East Central South Dakota
Jon, my observation from last year's road trip, confirms everything you have said. We bought a Mack truck at Bruckners in Oklahoma City last year and to avoid scales we came home straight on HYW 281 all the way home. The rural areas in Kansas and Oklahoma are much different than they are in the Dakotas into Minnesota. Signs of rural decay and poverty are very easily seen. As soon as you cross into Nebraska it starts getting better. South Dakota has boomed in agriculture the last 15 years and you can see it everywhere you look, and we don't raise wheat anymore. New houses, shops, grain bins and shiny paint. There is a lot more at work in South Dakota's prosperity besides not planting wheat, but it is a component.
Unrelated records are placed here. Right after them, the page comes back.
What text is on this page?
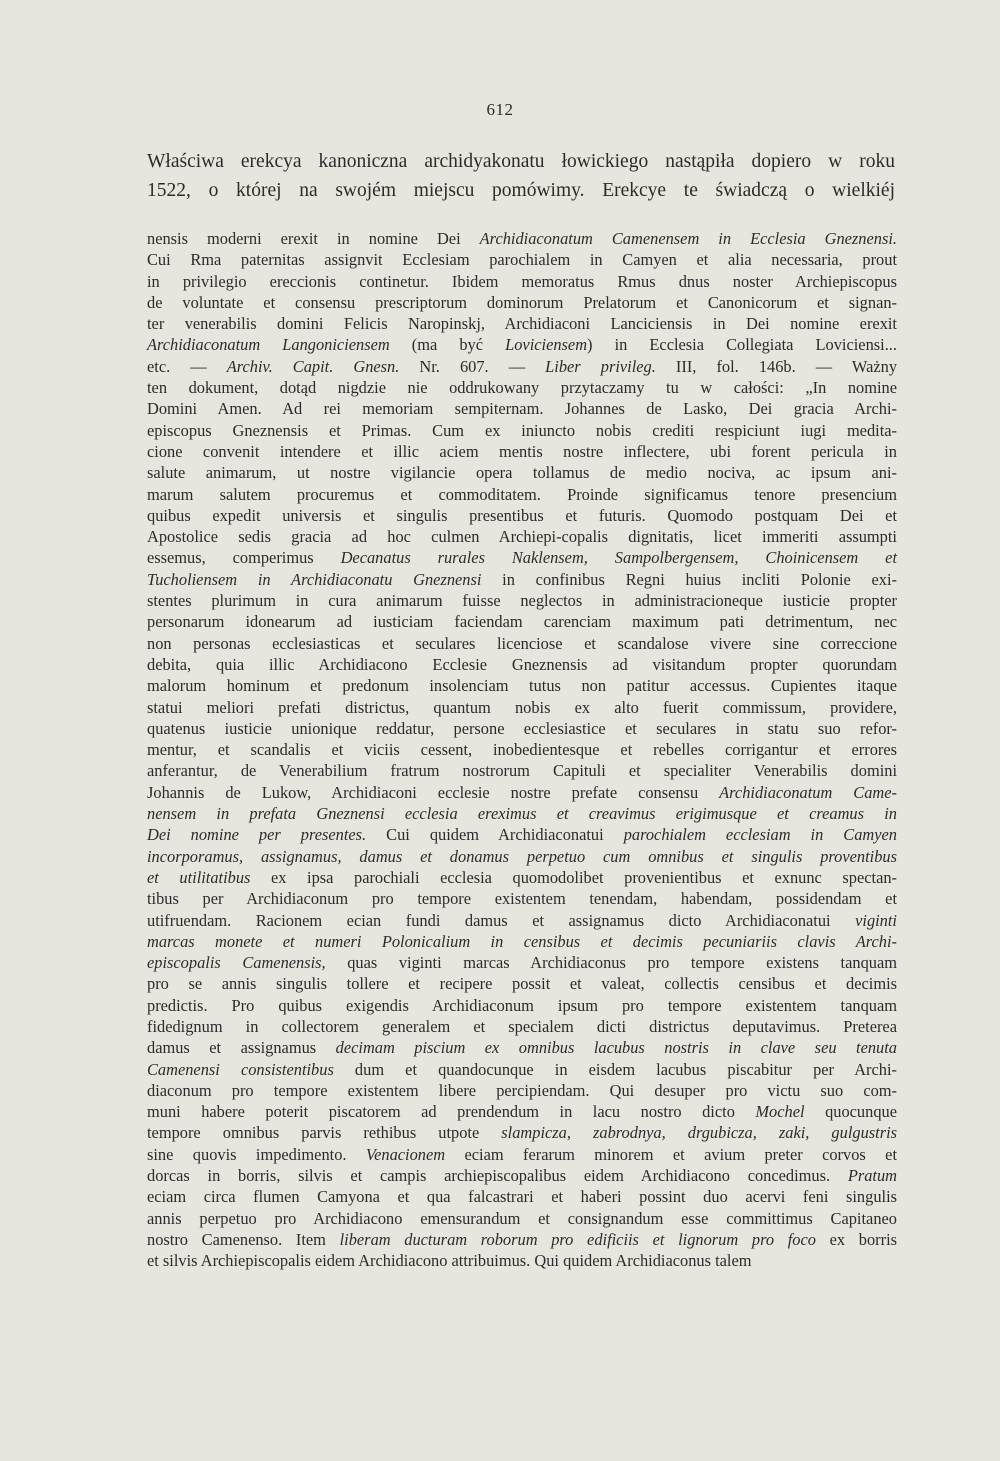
612
Właściwa erekcya kanoniczna archidyakonatu łowickiego nastąpiła dopiero w roku
1522, o której na swojém miejscu pomówimy. Erekcye te świadczą o wielkiéj
nensis moderni erexit in nomine Dei Archidiaconatum Camenensem in Ecclesia Gneznensi.
Cui Rma paternitas assignvit Ecclesiam parochialem in Camyen et alia necessaria, prout
in privilegio ereccionis continetur. Ibidem memoratus Rmus dnus noster Archiepiscopus
de voluntate et consensu prescriptorum dominorum Prelatorum et Canonicorum et signan-
ter venerabilis domini Felicis Naropinskj, Archidiaconi Lanciciensis in Dei nomine erexit
Archidiaconatum Langoniciensem (ma być Loviciensem) in Ecclesia Collegiata Loviciensi...
etc. — Archiv. Capit. Gnesn. Nr. 607. — Liber privileg. III, fol. 146b. — Ważny
ten dokument, dotąd nigdzie nie oddrukowany przytaczamy tu w całości: „In nomine
Domini Amen. Ad rei memoriam sempiternam. Johannes de Lasko, Dei gracia Archi-
episcopus Gneznensis et Primas. Cum ex iniuncto nobis crediti respiciunt iugi medita-
cione convenit intendere et illic aciem mentis nostre inflectere, ubi forent pericula in
salute animarum, ut nostre vigilancie opera tollamus de medio nociva, ac ipsum ani-
marum salutem procuremus et commoditatem. Proinde significamus tenore presencium
quibus expedit universis et singulis presentibus et futuris. Quomodo postquam Dei et
Apostolice sedis gracia ad hoc culmen Archiepi-copalis dignitatis, licet immeriti assumpti
essemus, comperimus Decanatus rurales Naklensem, Sampolbergensem, Choinicensem et
Tucholiensem in Archidiaconatu Gneznensi in confinibus Regni huius incliti Polonie exi-
stentes plurimum in cura animarum fuisse neglectos in administracioneque iusticie propter
personarum idonearum ad iusticiam faciendam carenciam maximum pati detrimentum, nec
non personas ecclesiasticas et seculares licenciose et scandalose vivere sine correccione
debita, quia illic Archidiacono Ecclesie Gneznensis ad visitandum propter quorundam
malorum hominum et predonum insolenciam tutus non patitur accessus. Cupientes itaque
statui meliori prefati districtus, quantum nobis ex alto fuerit commissum, providere,
quatenus iusticie unionique reddatur, persone ecclesiastice et seculares in statu suo refor-
mentur, et scandalis et viciis cessent, inobedientesque et rebelles corrigantur et errores
anferantur, de Venerabilium fratrum nostrorum Capituli et specialiter Venerabilis domini
Johannis de Lukow, Archidiaconi ecclesie nostre prefate consensu Archidiaconatum Came-
nensem in prefata Gneznensi ecclesia ereximus et creavimus erigimusque et creamus in
Dei nomine per presentes. Cui quidem Archidiaconatui parochialem ecclesiam in Camyen
incorporamus, assignamus, damus et donamus perpetuo cum omnibus et singulis proventibus
et utilitatibus ex ipsa parochiali ecclesia quomodolibet provenientibus et exnunc spectan-
tibus per Archidiaconum pro tempore existentem tenendam, habendam, possidendam et
utifruendam. Racionem ecian fundi damus et assignamus dicto Archidiaconatui viginti
marcas monete et numeri Polonicalium in censibus et decimis pecuniariis clavis Archi-
episcopalis Camenensis, quas viginti marcas Archidiaconus pro tempore existens tanquam
pro se annis singulis tollere et recipere possit et valeat, collectis censibus et decimis
predictis. Pro quibus exigendis Archidiaconum ipsum pro tempore existentem tanquam
fidedignum in collectorem generalem et specialem dicti districtus deputavimus. Preterea
damus et assignamus decimam piscium ex omnibus lacubus nostris in clave seu tenuta
Camenensi consistentibus dum et quandocunque in eisdem lacubus piscabitur per Archi-
diaconum pro tempore existentem libere percipiendam. Qui desuper pro victu suo com-
muni habere poterit piscatorem ad prendendum in lacu nostro dicto Mochel quocunque
tempore omnibus parvis rethibus utpote slampicza, zabrodnya, drgubicza, zaki, gulgustris
sine quovis impedimento. Venacionem eciam ferarum minorem et avium preter corvos et
dorcas in borris, silvis et campis archiepiscopalibus eidem Archidiacono concedimus. Pratum
eciam circa flumen Camyona et qua falcastrari et haberi possint duo acervi feni singulis
annis perpetuo pro Archidiacono emensurandum et consignandum esse committimus Capitaneo
nostro Camenenso. Item liberam ducturam roborum pro edificiis et lignorum pro foco ex borris
et silvis Archiepiscopalis eidem Archidiacono attribuimus. Qui quidem Archidiaconus talem
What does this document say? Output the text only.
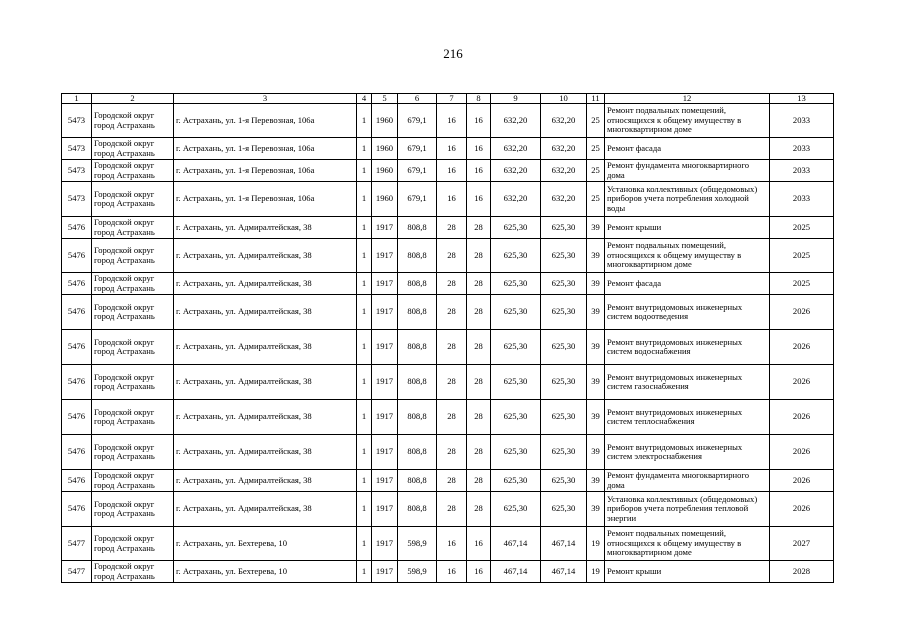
216
1	2	3	4	5	6	7	8	9	10	11	12	13
5473	Городской округ город Астрахань	г. Астрахань, ул. 1-я Перевозная, 106а	1	1960	679,1	16	16	632,20	632,20	25	Ремонт подвальных помещений, относящихся к общему имуществу в многоквартирном доме	2033
5473	Городской округ город Астрахань	г. Астрахань, ул. 1-я Перевозная, 106а	1	1960	679,1	16	16	632,20	632,20	25	Ремонт фасада	2033
5473	Городской округ город Астрахань	г. Астрахань, ул. 1-я Перевозная, 106а	1	1960	679,1	16	16	632,20	632,20	25	Ремонт фундамента многоквартирного дома	2033
5473	Городской округ город Астрахань	г. Астрахань, ул. 1-я Перевозная, 106а	1	1960	679,1	16	16	632,20	632,20	25	Установка коллективных (общедомовых) приборов учета потребления холодной воды	2033
5476	Городской округ город Астрахань	г. Астрахань, ул. Адмиралтейская, 38	1	1917	808,8	28	28	625,30	625,30	39	Ремонт крыши	2025
5476	Городской округ город Астрахань	г. Астрахань, ул. Адмиралтейская, 38	1	1917	808,8	28	28	625,30	625,30	39	Ремонт подвальных помещений, относящихся к общему имуществу в многоквартирном доме	2025
5476	Городской округ город Астрахань	г. Астрахань, ул. Адмиралтейская, 38	1	1917	808,8	28	28	625,30	625,30	39	Ремонт фасада	2025
5476	Городской округ город Астрахань	г. Астрахань, ул. Адмиралтейская, 38	1	1917	808,8	28	28	625,30	625,30	39	Ремонт внутридомовых инженерных систем водоотведения	2026
5476	Городской округ город Астрахань	г. Астрахань, ул. Адмиралтейская, 38	1	1917	808,8	28	28	625,30	625,30	39	Ремонт внутридомовых инженерных систем водоснабжения	2026
5476	Городской округ город Астрахань	г. Астрахань, ул. Адмиралтейская, 38	1	1917	808,8	28	28	625,30	625,30	39	Ремонт внутридомовых инженерных систем газоснабжения	2026
5476	Городской округ город Астрахань	г. Астрахань, ул. Адмиралтейская, 38	1	1917	808,8	28	28	625,30	625,30	39	Ремонт внутридомовых инженерных систем теплоснабжения	2026
5476	Городской округ город Астрахань	г. Астрахань, ул. Адмиралтейская, 38	1	1917	808,8	28	28	625,30	625,30	39	Ремонт внутридомовых инженерных систем электроснабжения	2026
5476	Городской округ город Астрахань	г. Астрахань, ул. Адмиралтейская, 38	1	1917	808,8	28	28	625,30	625,30	39	Ремонт фундамента многоквартирного дома	2026
5476	Городской округ город Астрахань	г. Астрахань, ул. Адмиралтейская, 38	1	1917	808,8	28	28	625,30	625,30	39	Установка коллективных (общедомовых) приборов учета потребления тепловой энергии	2026
5477	Городской округ город Астрахань	г. Астрахань, ул. Бехтерева, 10	1	1917	598,9	16	16	467,14	467,14	19	Ремонт подвальных помещений, относящихся к общему имуществу в многоквартирном доме	2027
5477	Городской округ город Астрахань	г. Астрахань, ул. Бехтерева, 10	1	1917	598,9	16	16	467,14	467,14	19	Ремонт крыши	2028
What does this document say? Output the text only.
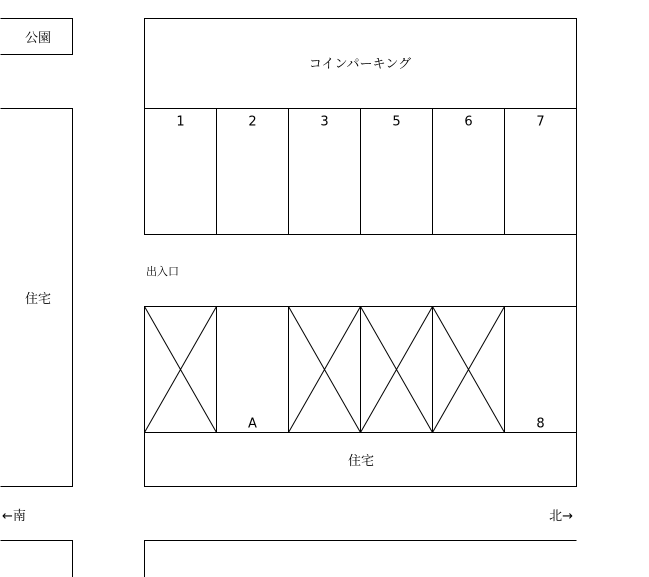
公園
住宅
コインパーキング
1	2	3	5	6	7
出入口
A	8
住宅
←南	北→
Wheat has been a price dog for decades and yielding more bushels isn't the pathway to prosperity. Cattle may be the way to better revenue streams for you. Governmental support and policy are keeping a lot of ground in wheat where it should be in grass for cattle. The market took advantage of the cattle producer for decades; people got out of ranching and now look at where cattle price is. Apologies to anyone I have offended---just an honest report of what I saw.

Besides the look of the countryside in Kansas and Oklahoma the biggest take away from the trip was the amount of irrigation in Nebraska. I was amazed at the amount of irrigation in Nebraska. If water ever gets taken away in that country it will be a huge production hit.